Deuxième grande force de ce texte, il prévoit que la rénovation du bâti s’accompagnera d’une politique tournée vers l’humain et l’insertion professionnelle – c’est l’objectif des emplois d’avenir – et il affirme que c’est dans les lieux de vie communs que se construit le « vivre ensemble » et qu’il faut donc consacrer les moyens nécessaires à la réhabilitation des équipements publics.
Le projet de loi précise également que la politique de cohésion urbaine ne peut faire table rase du passé et que nos villes ont une histoire, celle de l’immigration, bien sûr, qu’elle soit italienne, espagnole, portugaise, maghrébine, d’Afrique noire ou d’Europe de l’est, mais aussi une histoire ouvrière, avec des usines, des friches industrielles et des combats syndicaux qui forgent une identité.

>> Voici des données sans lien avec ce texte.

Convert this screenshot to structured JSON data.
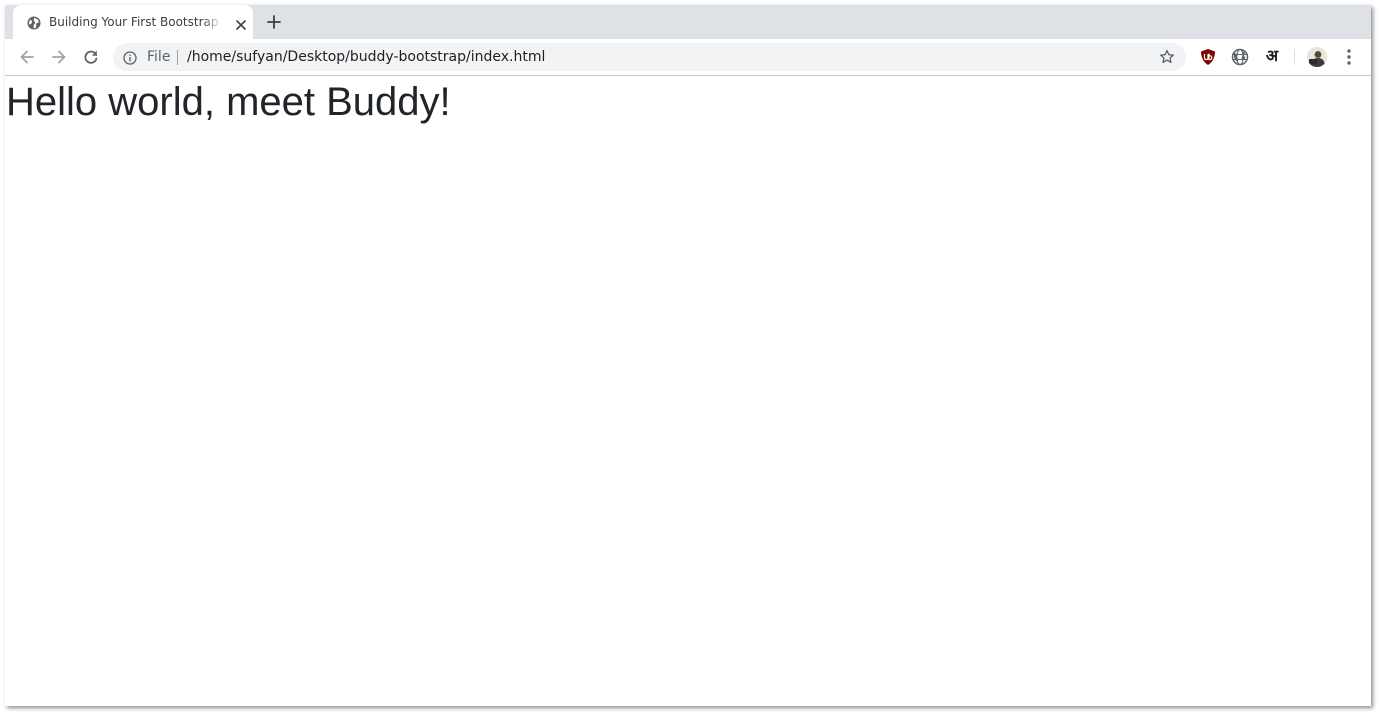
{
  "browser": {
    "tab": {
      "title": "Building Your First Bootstrap Template",
      "favicon": "globe-icon"
    },
    "toolbar": {
      "back_icon": "arrow-left-icon",
      "forward_icon": "arrow-right-icon",
      "reload_icon": "reload-icon",
      "omnibox": {
        "scheme_label": "File",
        "url": "/home/sufyan/Desktop/buddy-bootstrap/index.html"
      },
      "extensions": [
        {
          "name": "ublock-origin-icon",
          "color": "#800000"
        },
        {
          "name": "globe-extension-icon",
          "color": "#5f6368"
        },
        {
          "name": "hindi-input-icon",
          "label": "अ"
        }
      ],
      "menu_icon": "more-vert-icon"
    }
  },
  "page": {
    "heading": "Hello world, meet Buddy!",
    "text_color": "#212529"
  },
  "colors": {
    "tabstrip": "#dee1e6",
    "omnibox": "#f1f3f4",
    "icon": "#5f6368"
  }
}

La troisième grande force de votre projet, monsieur le ministre, est d’inscrire dans la loi la nécessité de la participation des habitants. Le rapport que vous aviez demandé à Marie-Hélène Bacqué et Mohammed Mechmache au sujet de la participation citoyenne dans la politique de la ville a été très remarqué ; votre texte reprend un certain nombre de ses préconisations. Nous devrons, bien sûr, approfondir et rendre vivant ce qui n’existe que sous la forme d’un article, mais déjà, lors du dernier conseil d’administration de l’ACSé, dont je suis membre, sa présidente, Naïma Charaïa, a souligné l’avancée considérable que constitue ce texte.

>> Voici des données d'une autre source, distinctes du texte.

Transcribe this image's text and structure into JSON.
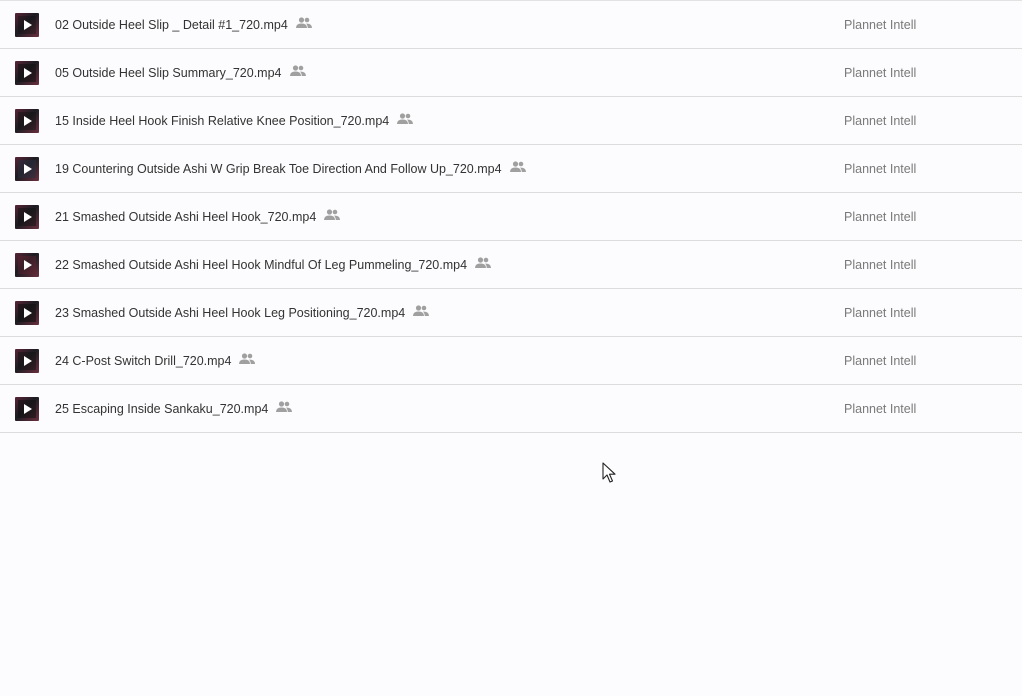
{
  "files": [
    {
      "name": "02 Outside Heel Slip _ Detail #1_720.mp4",
      "owner": "Plannet Intell",
      "icon": "people-icon"
    },
    {
      "name": "05 Outside Heel Slip Summary_720.mp4",
      "owner": "Plannet Intell",
      "icon": "people-icon"
    },
    {
      "name": "15 Inside Heel Hook Finish Relative Knee Position_720.mp4",
      "owner": "Plannet Intell",
      "icon": "people-icon"
    },
    {
      "name": "19 Countering Outside Ashi W Grip Break Toe Direction And Follow Up_720.mp4",
      "owner": "Plannet Intell",
      "icon": "people-icon"
    },
    {
      "name": "21 Smashed Outside Ashi Heel Hook_720.mp4",
      "owner": "Plannet Intell",
      "icon": "people-icon"
    },
    {
      "name": "22 Smashed Outside Ashi Heel Hook Mindful Of Leg Pummeling_720.mp4",
      "owner": "Plannet Intell",
      "icon": "people-icon"
    },
    {
      "name": "23 Smashed Outside Ashi Heel Hook Leg Positioning_720.mp4",
      "owner": "Plannet Intell",
      "icon": "people-icon"
    },
    {
      "name": "24 C-Post Switch Drill_720.mp4",
      "owner": "Plannet Intell",
      "icon": "people-icon"
    },
    {
      "name": "25 Escaping Inside Sankaku_720.mp4",
      "owner": "Plannet Intell",
      "icon": "people-icon"
    }
  ],
  "colors": {
    "background": "#fcfbfd",
    "divider": "#dcdcdc",
    "text": "#333333",
    "owner_text": "#7a7a7a",
    "icon": "#a0a0a0"
  }
}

Je le dis souvent, la politique de la ville ne peut être réussie uniquement par les techniciens, censés être les seuls experts en la matière. Ceux qui font la politique de la ville doivent vivre la ville, et les citoyens sont les experts de leur propre vie. Ils sont reconnus en tant que tels grâce aux conseils citoyens, disposant de budgets participatifs qui vont permettre de co-construire, à toutes les étapes d’un contrat de ville, le projet pour les quartiers populaires.
J’ai été, à titre personnel, profondément marquée par deux faits. Le premier est lié aux émeutes qui ont éclaté à Vaulx-en-Velin alors que le quartier du Mas-du-Taureau venait d’être réhabilité ; une semaine avant, tout Lyon s’était déplacé pour une inauguration en grande pompe.
Le second, c’est ma réélection comme conseillère générale du canton de Vaulx-en-Velin en 2011. Au premier tour, je suis arrivée en tête avec près de 30 %, mais seulement 1 570 voix pour une ville de 42 000 habitants, et je me suis retrouvée face au FN au second tour – cela montre bien que nous sommes face à un problème profond. En décembre 1990, François Mitterrand avait prononcé ces mots si justes : « L’urbanisme ne transformera pas la ville et encore moins la vie si on ne fait pas appel à ceux qui sont là. […] On ne réussira pas si l’on prétend se substituer aux habitants des quartiers parce qu’il faut que chaque habitant, autant qu’il est possible, se sente le propre auteur de l’oeuvre, son propre créateur […] Tout homme a besoin d’avoir part à la création, sinon il ne s’y reconnaît pas. »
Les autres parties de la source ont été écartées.